Heute wird natürlich ganz anders gebraut als früher. Die Handarbeit ist praktisch verschwunden. Die grossen kupfernen Braukessel in der imposanten Sudhalle zum Beispiel, die damals täglich von Hand gereinigt wurden, was eine unvorstellbare Plackerei war, sind heute aus Chromstahl und werden maschinell gereinigt.
Wir besichtigten die Kältemaschine, die alte Dampfmaschine Baujahr 1900 von Sulzer ist zwar nicht mehr in Betrieb, aber viel schöner als die modernen. So auch im Fuhrpark, der eigentlich ein Mini-Museum ist, mit vielen schönen alten Brau-Lieferwagen und unter anderem dem Direktoren-Oldtimer. Der wird auch heute noch gelegentlich hervorgeholt, denn immer wenn jemand sein 40 jähriges Dienstjubiläum feiert, wird er darin herumkutschiert. Auch der Besuch des Pferdestalls, der in einigen Augen den Höhepunkt bildete, stand im Zeichen der Nostalgie. Die Brauerei hält immer noch Pferde, acht wunderschöne, wuchtige Tiere, belgische Kaltblüter mit blonden Mähnen und sanften Augen. Sie sind die wirkungsvollsten Botschafter der Brauerei und die Kutsche mit dem Sechser-Gespann fährt jährlich gegen 200 Einsätze. Am Sechseläuten seien sie dieses Jahr auch dabei, versicherte uns unser engagierter Führer.
Zum Abschluss unseres Besuches wurden wir noch ins eigene Restaurant eingeladen und dort mit ofenwarmen Bretzeln bewirtet, gegen den Durst wurde ein wohlschmeckendes Frühlingsbier kredenzt. Wer wollte durfte noch zwei weitere Spezialitäten testen. Worauf wir die Heimfahrt um eine Stunde verschoben. Somit waren wir ungewöhnlich spät unterwegs und sollten erst um circa Elf Uhr zu Hause ankommen.
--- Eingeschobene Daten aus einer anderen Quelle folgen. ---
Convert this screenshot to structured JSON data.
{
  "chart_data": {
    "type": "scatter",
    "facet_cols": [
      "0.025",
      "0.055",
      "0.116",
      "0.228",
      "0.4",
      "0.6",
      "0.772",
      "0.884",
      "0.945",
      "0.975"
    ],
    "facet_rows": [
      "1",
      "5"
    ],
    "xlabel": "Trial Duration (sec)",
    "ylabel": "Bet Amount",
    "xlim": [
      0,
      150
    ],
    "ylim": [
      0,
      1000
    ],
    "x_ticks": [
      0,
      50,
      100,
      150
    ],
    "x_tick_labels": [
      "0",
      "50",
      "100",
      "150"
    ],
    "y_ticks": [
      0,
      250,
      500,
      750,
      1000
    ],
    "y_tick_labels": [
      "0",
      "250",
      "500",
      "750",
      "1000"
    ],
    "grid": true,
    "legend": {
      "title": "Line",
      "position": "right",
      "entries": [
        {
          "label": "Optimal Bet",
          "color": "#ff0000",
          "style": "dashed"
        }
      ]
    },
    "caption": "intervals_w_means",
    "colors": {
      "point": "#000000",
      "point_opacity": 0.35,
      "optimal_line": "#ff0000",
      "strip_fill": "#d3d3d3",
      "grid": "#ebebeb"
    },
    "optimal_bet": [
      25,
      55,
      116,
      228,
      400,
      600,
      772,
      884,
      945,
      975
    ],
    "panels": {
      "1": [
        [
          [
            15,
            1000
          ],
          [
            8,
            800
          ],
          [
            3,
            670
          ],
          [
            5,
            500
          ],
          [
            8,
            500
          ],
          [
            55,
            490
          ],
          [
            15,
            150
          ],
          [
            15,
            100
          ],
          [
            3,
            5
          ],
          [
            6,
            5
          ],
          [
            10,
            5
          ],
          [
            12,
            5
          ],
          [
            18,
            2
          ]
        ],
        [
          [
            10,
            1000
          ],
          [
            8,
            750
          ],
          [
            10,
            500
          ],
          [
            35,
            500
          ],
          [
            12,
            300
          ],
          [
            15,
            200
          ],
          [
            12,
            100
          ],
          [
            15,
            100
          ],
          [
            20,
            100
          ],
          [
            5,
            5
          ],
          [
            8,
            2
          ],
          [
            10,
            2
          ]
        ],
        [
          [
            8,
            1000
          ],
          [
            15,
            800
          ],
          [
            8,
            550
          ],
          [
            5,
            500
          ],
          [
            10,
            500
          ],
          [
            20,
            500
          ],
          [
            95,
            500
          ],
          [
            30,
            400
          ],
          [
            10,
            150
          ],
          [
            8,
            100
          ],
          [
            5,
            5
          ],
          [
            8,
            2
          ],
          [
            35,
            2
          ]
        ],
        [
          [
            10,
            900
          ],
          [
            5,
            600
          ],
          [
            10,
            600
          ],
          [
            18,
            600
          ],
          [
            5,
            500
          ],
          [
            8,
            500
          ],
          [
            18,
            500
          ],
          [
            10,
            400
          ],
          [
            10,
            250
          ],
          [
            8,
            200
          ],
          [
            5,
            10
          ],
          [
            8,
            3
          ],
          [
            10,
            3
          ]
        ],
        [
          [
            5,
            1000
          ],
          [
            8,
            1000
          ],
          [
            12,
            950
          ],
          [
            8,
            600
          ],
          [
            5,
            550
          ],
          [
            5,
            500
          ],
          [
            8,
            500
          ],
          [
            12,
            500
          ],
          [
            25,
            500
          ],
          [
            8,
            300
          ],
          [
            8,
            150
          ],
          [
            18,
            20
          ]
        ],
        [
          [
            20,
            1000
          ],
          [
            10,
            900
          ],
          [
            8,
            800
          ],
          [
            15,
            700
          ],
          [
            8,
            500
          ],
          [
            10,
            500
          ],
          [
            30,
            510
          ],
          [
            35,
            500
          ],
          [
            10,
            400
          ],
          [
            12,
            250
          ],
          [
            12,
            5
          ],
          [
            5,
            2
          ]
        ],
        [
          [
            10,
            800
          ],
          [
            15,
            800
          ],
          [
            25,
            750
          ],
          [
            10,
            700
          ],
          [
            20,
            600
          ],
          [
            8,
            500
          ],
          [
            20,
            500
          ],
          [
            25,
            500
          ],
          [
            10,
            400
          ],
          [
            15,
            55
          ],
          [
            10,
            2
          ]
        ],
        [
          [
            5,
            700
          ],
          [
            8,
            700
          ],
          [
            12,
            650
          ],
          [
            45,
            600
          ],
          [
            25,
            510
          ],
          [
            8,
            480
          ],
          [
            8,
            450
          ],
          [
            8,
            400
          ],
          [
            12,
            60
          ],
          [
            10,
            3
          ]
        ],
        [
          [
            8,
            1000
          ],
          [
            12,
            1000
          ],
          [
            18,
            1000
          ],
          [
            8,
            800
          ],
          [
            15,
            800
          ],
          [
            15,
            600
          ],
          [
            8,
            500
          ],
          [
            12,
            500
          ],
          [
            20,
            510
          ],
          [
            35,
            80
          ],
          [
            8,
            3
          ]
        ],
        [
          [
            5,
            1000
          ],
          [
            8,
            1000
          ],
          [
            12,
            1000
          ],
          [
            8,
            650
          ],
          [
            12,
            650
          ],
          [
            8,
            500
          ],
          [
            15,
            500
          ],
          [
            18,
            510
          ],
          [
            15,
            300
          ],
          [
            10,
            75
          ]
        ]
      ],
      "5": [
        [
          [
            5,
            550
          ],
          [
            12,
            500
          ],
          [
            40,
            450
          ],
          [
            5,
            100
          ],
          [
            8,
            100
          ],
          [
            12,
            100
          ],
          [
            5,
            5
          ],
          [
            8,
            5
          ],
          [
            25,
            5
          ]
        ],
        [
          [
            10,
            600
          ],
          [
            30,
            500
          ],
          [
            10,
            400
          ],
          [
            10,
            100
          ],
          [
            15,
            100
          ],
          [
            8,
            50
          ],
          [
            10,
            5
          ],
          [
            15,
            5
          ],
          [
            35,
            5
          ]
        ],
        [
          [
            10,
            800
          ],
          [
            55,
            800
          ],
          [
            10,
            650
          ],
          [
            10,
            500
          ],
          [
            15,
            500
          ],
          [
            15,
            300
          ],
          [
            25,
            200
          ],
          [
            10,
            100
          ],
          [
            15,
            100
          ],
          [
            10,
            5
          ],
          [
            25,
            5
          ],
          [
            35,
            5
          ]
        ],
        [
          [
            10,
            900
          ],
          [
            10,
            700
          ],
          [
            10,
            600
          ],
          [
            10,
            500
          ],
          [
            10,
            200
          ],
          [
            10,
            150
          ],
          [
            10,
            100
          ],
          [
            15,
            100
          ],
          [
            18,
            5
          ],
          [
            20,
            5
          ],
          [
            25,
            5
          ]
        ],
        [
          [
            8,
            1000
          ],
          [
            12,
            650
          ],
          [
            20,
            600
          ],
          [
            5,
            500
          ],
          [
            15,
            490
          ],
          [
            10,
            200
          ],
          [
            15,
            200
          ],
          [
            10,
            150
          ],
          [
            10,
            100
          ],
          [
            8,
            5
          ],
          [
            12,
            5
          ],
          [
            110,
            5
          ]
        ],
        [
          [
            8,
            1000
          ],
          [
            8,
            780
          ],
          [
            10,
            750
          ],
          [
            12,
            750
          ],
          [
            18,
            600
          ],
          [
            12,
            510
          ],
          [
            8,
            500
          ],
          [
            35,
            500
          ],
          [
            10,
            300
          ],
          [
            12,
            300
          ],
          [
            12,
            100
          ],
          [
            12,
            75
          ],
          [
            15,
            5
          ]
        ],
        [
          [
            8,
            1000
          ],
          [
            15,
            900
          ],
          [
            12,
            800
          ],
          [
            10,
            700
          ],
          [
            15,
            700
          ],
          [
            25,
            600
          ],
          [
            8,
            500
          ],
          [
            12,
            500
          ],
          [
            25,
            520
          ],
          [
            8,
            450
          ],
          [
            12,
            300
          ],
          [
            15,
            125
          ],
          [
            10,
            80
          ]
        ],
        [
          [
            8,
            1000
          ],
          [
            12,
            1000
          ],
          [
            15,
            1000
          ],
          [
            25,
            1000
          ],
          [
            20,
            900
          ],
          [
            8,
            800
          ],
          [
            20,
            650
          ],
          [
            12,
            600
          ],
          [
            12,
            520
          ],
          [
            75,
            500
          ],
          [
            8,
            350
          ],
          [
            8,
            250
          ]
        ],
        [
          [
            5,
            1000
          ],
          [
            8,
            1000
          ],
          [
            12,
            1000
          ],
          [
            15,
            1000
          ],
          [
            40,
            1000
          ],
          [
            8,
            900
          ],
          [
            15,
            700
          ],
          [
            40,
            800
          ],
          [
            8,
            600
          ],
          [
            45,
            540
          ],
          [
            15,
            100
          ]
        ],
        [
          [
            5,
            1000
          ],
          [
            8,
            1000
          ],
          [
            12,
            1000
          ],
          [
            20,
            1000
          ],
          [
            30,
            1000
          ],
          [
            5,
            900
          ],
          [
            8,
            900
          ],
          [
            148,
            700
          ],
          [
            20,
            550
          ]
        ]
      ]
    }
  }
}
Auf der Heimfahrt zeigte sich die SBB dann von ihrer galantesten Seite. Im Zug erklärte uns ein erstmals streng wirkender Schaffner, dass unsere Billette nur bis Altstetten gültig seien, der Zug aber erst im HB halte. Somit könnten wir in der S-Bahn zurück, gebüsst werden. Da Sonja, unsere Organisatorin es schriftlich hatte, dass der Fehler nicht bei uns lag, suchte er nach einer Lösung. Nach einem kurzen Telefonat verkündete er, es gäbe einen Extrahalt in Altstetten, nur für uns und dies auf dieser dicht befahrenen Strecke. Chapeau und ein dickes Dankeschön liebe SBB!